Implementing a new Intervention Method

Implementing a new Intervention Method can be done by creating a subclass of the Abstract Base Class InterventionMethod.

Examples:

EasyEditInterventionMethod
LMDebuggerIntervention (note that this implementation deviates quite a bit from the intended way to implement an Intervention Method)

What do I need to implement? (Types of Intervention Methods)

An Intervention Method can either be implemented as a Hook-based Intervention Method or a Model-Transform Intervention Method.

General

Each Method should set the Attribute self.layers = [0] to the layer index, the Method mutates by default. This allows to index Intervention Methods in the Frontend and also cache a Model’s Weights to later undo Model-Transformations.

Hook-based Intervention Method

A Hook-based Intervention Method uses Features of a Model. Interventions place Hooks on specific Modules in the computational Graph of the Transformer Model to directly mutate the activations of Features.

A Hook-based Intervention Method implements the following Methods:

setup_intervention_hook
- Installs a Hook, given as a Parameter
- Use Method TransformerModelWrapper.setup_hook to install Hooks
get_projections
- Projects Features to Vocab-Space. Returns a Feature’s projected Tokens and Logit Values

Model-Transform Intervention Method

A Model-Transform Intervention Method transforms the Model-Weights of the Transformer Model. One Intervention could execute an arbitrary Model-Editing-Algorithm once.

A Model-Transform Intervention Method implements the following Methods:

get_text_inputs
- Returns a dict of Names of Text-Inputs (Keys) and standard-inputs (Values)
- This dict is sent to the Frontend, where the user populates it with inputs (e.g., prompt, subject, target)
transform_model
- Performs the Transformation of the Model’s Weights based on a given Intervention

Detailed Methods Explanation

get_name

By default, we use the name of this Subclass as the Name of this Intervention Method. By overriding this Method, a custom name can be set.

get_text_inputs

Returns a dict of Text Inputs, which are used to define an Intervention. The defined Text Inputs show up in the UI.

The following dict defines three Text-Inputs, that have empty standard-values.

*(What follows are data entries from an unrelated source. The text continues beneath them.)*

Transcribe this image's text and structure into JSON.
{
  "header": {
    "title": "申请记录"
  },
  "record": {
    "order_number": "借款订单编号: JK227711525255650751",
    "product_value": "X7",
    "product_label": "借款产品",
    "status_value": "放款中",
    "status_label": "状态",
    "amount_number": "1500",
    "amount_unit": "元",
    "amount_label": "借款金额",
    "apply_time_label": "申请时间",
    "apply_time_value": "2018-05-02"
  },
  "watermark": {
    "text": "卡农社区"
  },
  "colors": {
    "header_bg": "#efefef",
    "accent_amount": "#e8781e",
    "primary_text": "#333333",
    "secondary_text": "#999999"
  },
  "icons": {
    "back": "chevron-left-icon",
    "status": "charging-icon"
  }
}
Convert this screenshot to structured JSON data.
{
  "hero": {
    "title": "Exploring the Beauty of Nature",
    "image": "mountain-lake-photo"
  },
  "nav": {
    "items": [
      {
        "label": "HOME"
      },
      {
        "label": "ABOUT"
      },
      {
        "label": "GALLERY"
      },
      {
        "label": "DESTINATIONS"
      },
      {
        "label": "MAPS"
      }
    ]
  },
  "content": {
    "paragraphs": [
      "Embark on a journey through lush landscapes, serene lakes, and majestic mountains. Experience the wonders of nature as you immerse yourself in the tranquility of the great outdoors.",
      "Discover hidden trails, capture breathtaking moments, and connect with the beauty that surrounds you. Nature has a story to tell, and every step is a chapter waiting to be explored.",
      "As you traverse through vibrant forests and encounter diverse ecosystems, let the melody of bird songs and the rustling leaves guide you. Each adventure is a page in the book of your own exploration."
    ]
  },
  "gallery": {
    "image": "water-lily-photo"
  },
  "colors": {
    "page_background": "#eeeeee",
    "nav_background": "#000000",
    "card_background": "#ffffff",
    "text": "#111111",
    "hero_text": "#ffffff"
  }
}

def get_text_inputs(self):
    return {
        "prompt": "",
        "subject": "",
        "target": ""
    }

A set Intervention will have the same structure with filled out Dict-Values. Exemplary Intervention:

{
    "layer": 5, 
    "name": "ExampleInterventionMethod", 
    "type": "intervention", 
    "min_layer": 0, 
    "max_layer": 47, 
    "changeable_layer": True, 
    "docstring": "This is a descriptive docstring", 
    "text_inputs": {
        "prompt": "{} is a",
        "subject": "Barack Obama",
        "target": "human"
    },
    "coeff": 1
}

transform_model

Transforms the Model according to a given Intervention. Exemplary implementation:

def transform_model(self, intervention):
    # Skip disabled Interventions
    if intervention["coeff"] <= 0.0:
        return

    request = [{
        "prompt": intervention["text_inputs"]["prompt"],
        "subject": intervention["text_inputs"]["prompt"],
        "target_new": intervention["text_inputs"]["target"]
    }]
    
    # This is the invoke-method of an EasyEdit-Method
    rv = self.invoke_method(
        self.model_wrapper.model,
        self.model_wrapper.tokenizer,
        request,
        self.ee_hparams,
        copy=False
    )

    if isinstance(rv, tuple):
        edited_model = rv[0]
    else:
        edited_model = rv

    self.model_wrapper.model = edited_model

setup_intervention_hook

Sets an Intervention Hook according to a given Intervention. Exemplary implementation:

def setup_intervention_hooks(self, intervention: dict, prompt: str):
    def hook_mlp_acts(module, input, output):
        activation_vector = output
        f = autoencoder.forward_encoder(activation_vector)
        f[::, ::, 1234] = 42
        x_hat = autoencoder.forward_decoder(f)
        return x_hat

    self.model_wrapper.setup_hook(
        hook_mlp_acts,
        "model.layers.3.mlp"
    )

Set Hooks are automatically cleared after usage. (As long as permanent=False)

get_projections

The results of get_projections are shown in the side menu (ValueDetailsPanel), once a Feature of an Intervention is clicked.

def get_projections(self, dim, *args, **kwargs):
    return {
        "dim": 1278,
        "layer": 42,
        "top_k": [{
            "logit": 1.23,
            "token": "_my"
        }, ...]
    }

Additional info

The attributes min_layer and max_layer contain information on the first and last Layer of the Transformer, an Intervention Method can be applied to. By overwriting the Method get_changeable_layer, we can set if this Intervention Method’s Layer can be changed (by respecting min_layer & max_layer) in the Frontend.